Ночь перед акцией. Арктур не спал. Он смотрел на гипсовую маску Мыслителя, лежавшую на столе. Маска и его собственное лицо слились воедино. Система, желая создать жалкую пародию на врага, случайно создала идеал. Она вложила в его уста ту самую правду, которую так тщательно вытравливала. И он поверил. Поверил в созданный ею же миф о самом себе.
«Они хотят театра, – прошептал он маске. – Так получите его. Но по-настоящему».
На следующее утро площадь Согласия была запружена народом. Чистые наблюдали с балконов, Служащие толпились внизу. На сцене – Арктур и его «Тени». Камеры включены. Отряд Чистоты замер в ожидании сигнала.
Арктур вышел вперед. Но вместо тухлого помидора он поднял над головой не кусок бутафорского щебня, а настоящий обломок гранита, подобранный им ночью.
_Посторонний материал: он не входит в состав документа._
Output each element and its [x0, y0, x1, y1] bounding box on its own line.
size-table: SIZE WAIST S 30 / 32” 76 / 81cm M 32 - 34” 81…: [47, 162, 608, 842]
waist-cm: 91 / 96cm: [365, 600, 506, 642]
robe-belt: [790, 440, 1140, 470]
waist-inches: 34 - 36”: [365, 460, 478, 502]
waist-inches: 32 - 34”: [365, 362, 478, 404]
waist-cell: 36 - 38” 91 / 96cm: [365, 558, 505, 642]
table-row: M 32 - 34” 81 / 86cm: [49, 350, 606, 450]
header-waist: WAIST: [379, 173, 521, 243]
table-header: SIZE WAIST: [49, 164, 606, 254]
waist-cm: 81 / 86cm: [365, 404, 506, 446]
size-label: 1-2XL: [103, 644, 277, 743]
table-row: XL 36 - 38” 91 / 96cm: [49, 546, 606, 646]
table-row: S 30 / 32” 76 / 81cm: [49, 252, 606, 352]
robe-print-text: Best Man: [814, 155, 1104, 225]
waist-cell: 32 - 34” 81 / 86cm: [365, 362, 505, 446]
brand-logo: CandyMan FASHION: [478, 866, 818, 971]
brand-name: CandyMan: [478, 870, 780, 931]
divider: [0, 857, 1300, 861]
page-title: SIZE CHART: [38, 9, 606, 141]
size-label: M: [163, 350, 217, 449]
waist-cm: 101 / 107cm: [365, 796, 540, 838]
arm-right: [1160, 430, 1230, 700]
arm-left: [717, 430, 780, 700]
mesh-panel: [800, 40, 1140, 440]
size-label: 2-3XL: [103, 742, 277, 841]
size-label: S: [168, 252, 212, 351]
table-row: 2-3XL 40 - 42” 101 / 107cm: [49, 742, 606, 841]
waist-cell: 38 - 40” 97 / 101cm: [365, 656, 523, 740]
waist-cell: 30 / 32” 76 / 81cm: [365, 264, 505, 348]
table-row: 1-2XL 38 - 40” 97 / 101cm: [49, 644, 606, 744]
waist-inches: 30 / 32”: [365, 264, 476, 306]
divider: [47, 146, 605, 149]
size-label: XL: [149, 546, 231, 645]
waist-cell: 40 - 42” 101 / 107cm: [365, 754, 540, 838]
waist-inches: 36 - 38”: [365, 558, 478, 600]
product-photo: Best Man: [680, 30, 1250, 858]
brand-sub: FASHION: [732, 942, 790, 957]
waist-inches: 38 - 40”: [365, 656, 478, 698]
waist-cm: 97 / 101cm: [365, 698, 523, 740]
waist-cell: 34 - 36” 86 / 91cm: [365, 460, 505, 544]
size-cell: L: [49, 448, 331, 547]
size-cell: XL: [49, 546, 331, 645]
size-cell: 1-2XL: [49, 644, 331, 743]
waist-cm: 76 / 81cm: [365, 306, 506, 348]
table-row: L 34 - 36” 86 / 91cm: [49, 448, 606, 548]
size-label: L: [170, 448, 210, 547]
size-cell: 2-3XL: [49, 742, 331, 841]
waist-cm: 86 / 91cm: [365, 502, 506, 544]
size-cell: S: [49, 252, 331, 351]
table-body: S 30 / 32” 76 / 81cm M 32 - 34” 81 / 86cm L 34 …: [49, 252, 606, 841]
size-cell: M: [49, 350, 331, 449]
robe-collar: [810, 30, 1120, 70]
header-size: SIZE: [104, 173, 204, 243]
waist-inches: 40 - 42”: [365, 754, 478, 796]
Его речь была не заученным текстом, а криком души.
«Они говорят, что этот Столб – символ прочности! – гремел он. – Но я говорю, что это глыба, придавившая нас! Они говорят, что он хрустальный! А я говорю, что он глиняный, и треснет от одного сильного удара!»
Он размахнулся и изо всех сил швырнул камень в основание Хрустального Столба.
Раздался оглушительный треск. Не символ треснул. Треснула толстенная плита из казенного стекла, прикрывавшая постамент.
И все увидели, что под ней – ржавые балки, гнилые доски и горы мусора. Столб был бутафорией.
На секунду воцарилась мертвая тишина. Потом раздался вопль товарища Кукольника: «Держите их!»
Но что-то сломалось. Отряд Чистоты бросился к Арктуру, но толпа Служащих, еще минуту назад пассивная, вдруг нехотя, но сомкнулась перед ними. Не для защиты. Просто они заслонили собой путь. В их глазах читался не бунт, а шок, растерянность и странное, щемящее понимание.
Арктур воспользовался заминкой. Он метнулся в боковой проход и исчез в лабиринте улочек Беспредельного Жиломассива.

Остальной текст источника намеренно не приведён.